The seeds of Notre Dame becoming “Tight End University” were planted by Leon Hart in 1946 and then watered and tended by Hart culminating when he reaped the crop and won the Heisman Trophy in 1949. No other tight end has ever won the Heisman. Ever.
Following Mutscheller, Stickles, Gmitter, Poskon, Creaney and Casper, and preceding Bavaro, Smith, McBride, Brown, Fasano, Carlson, Rudolph, Eifert, Niklas and, yes, Alize Jones, Ken MacAfee shifted the paradigm and broke records for tight end receiving.
MacAfee was big enough when he came from a state championship in Brockton, MA, the home of Rocky Marciano. He dressed out at 6’4” 250 lbs, the same measurements as Hart, albeit 30 years later.
Dan Devine, with his pro experience, valued tight ends as receivers and was gleeful when Ara left him the legacy of Ken MacAfee.
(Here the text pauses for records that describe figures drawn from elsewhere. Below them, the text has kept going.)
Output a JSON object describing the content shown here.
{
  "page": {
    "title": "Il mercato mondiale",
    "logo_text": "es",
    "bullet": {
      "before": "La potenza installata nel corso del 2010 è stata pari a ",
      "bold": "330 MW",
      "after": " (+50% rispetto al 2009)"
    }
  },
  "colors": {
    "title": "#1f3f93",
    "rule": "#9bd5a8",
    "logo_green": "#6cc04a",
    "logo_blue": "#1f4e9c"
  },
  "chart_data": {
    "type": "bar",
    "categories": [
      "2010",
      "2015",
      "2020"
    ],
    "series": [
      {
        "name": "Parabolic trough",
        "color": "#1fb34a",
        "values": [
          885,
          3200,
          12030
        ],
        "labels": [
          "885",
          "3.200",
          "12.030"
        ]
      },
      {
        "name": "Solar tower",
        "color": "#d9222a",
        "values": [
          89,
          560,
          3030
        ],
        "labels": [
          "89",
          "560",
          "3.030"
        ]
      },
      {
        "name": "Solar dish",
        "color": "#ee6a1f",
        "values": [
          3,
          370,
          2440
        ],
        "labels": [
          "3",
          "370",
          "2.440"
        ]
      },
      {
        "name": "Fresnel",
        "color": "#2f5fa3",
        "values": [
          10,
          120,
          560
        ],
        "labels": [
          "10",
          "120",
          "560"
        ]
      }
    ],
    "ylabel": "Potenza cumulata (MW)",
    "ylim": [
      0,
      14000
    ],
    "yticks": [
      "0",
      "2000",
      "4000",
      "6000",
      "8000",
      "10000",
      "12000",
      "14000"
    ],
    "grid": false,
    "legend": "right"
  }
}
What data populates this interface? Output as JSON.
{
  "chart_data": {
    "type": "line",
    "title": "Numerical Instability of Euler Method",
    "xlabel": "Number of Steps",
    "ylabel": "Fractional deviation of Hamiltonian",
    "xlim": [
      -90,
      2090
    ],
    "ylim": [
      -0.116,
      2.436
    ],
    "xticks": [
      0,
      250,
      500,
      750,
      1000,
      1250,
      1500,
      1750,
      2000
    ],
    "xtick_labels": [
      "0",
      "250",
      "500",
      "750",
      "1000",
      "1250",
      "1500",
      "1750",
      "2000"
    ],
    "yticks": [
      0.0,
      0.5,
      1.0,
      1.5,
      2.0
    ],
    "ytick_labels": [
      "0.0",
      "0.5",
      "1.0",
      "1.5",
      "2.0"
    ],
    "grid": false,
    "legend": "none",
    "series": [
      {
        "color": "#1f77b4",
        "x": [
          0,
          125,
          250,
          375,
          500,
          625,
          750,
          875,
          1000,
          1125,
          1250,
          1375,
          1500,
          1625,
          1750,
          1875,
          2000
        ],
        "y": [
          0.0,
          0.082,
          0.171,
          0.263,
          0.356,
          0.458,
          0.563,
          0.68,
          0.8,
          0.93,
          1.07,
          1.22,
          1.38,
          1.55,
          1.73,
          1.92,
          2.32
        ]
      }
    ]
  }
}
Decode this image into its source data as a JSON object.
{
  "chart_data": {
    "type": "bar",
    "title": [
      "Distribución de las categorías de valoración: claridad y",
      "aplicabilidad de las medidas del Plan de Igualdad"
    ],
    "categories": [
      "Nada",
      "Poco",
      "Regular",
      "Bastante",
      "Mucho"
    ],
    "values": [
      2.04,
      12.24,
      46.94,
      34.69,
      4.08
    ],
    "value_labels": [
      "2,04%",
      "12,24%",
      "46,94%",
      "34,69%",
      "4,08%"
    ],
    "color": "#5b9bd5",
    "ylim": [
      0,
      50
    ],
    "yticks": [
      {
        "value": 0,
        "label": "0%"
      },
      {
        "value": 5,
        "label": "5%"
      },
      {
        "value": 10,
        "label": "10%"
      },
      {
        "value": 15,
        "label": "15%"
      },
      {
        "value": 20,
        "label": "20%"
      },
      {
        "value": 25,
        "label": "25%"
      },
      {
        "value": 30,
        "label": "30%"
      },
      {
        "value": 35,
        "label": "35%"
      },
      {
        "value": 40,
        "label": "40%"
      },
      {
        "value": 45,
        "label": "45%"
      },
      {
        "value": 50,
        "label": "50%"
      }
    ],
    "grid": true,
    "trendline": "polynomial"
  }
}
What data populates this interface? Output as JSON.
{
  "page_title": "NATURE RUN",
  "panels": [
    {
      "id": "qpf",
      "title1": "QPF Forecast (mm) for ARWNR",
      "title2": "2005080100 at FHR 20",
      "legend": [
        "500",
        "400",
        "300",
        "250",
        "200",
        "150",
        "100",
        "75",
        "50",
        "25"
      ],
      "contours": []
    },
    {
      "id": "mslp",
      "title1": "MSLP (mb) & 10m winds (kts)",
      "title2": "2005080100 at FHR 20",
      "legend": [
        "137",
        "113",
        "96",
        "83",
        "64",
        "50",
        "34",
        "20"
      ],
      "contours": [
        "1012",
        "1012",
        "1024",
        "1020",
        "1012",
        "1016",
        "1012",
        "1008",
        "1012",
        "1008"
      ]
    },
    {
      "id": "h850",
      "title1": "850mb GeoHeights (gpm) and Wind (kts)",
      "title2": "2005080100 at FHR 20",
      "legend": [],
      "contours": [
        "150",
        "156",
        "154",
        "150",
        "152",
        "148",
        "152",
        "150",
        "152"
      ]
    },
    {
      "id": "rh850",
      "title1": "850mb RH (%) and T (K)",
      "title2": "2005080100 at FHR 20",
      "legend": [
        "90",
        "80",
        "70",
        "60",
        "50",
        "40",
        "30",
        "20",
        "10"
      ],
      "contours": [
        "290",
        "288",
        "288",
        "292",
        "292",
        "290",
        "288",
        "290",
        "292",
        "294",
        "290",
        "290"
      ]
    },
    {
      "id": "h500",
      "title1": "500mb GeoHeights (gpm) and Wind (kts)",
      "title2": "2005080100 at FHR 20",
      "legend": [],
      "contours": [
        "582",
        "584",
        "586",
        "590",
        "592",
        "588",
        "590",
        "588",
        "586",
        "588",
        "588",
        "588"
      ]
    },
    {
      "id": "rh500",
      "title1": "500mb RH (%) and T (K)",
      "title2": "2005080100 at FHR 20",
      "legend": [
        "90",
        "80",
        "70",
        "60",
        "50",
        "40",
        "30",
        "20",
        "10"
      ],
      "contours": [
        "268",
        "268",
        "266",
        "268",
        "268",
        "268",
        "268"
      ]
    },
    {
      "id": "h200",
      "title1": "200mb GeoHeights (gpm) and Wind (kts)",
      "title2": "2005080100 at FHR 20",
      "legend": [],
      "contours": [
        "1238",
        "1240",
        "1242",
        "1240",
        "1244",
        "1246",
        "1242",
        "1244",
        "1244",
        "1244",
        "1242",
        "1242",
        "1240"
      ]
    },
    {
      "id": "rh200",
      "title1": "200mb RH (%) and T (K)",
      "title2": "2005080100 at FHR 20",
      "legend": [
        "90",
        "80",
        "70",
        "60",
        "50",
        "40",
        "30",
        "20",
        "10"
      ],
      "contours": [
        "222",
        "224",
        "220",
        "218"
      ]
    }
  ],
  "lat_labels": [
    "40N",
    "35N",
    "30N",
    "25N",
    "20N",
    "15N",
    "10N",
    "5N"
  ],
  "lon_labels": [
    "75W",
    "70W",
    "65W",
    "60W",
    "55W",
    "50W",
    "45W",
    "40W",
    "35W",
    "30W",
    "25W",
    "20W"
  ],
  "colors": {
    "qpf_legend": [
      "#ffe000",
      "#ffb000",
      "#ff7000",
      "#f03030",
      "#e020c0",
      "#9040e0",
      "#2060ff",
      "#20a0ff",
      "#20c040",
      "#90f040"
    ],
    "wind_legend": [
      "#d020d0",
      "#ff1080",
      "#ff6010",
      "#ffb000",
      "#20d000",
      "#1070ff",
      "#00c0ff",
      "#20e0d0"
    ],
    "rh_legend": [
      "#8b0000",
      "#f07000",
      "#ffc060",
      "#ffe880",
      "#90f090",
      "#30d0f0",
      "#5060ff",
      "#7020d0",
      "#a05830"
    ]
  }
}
Devine did not wait, even with a quarterback rotation that remained confused in ’75 and ’76 and MacAfee exploded and was a first team All-American in ’75, then following up be earning consensus All-American honors in ’76 and ’77. He also won the ’77 Walter Camp Award and was an Academic All-America in ’77.
After catching passes from a rogues’ gallery in ’75 and ’76, MacAfee found sympatico with Joe Montana in 1977. MacAfee exploded for 54 catches for 797 yaards and 6 TDS in the ‘77 Champioship Season. Those number were mind-boggling back in n ’77.
For his career MacAfee snagged 128 passes for 15 TDS and 1759 yards. Ken MacAfee, even with all the intervening stars at Tight End, remains the career leading receiver for Notre Dame tight ends.
The reputation of “Tight End University” has been earned by many great players, but Ken MacAfee and Leon Hart are the two most prominent.
MacAfee was inducted into the College Football Hall of Fame in 1997.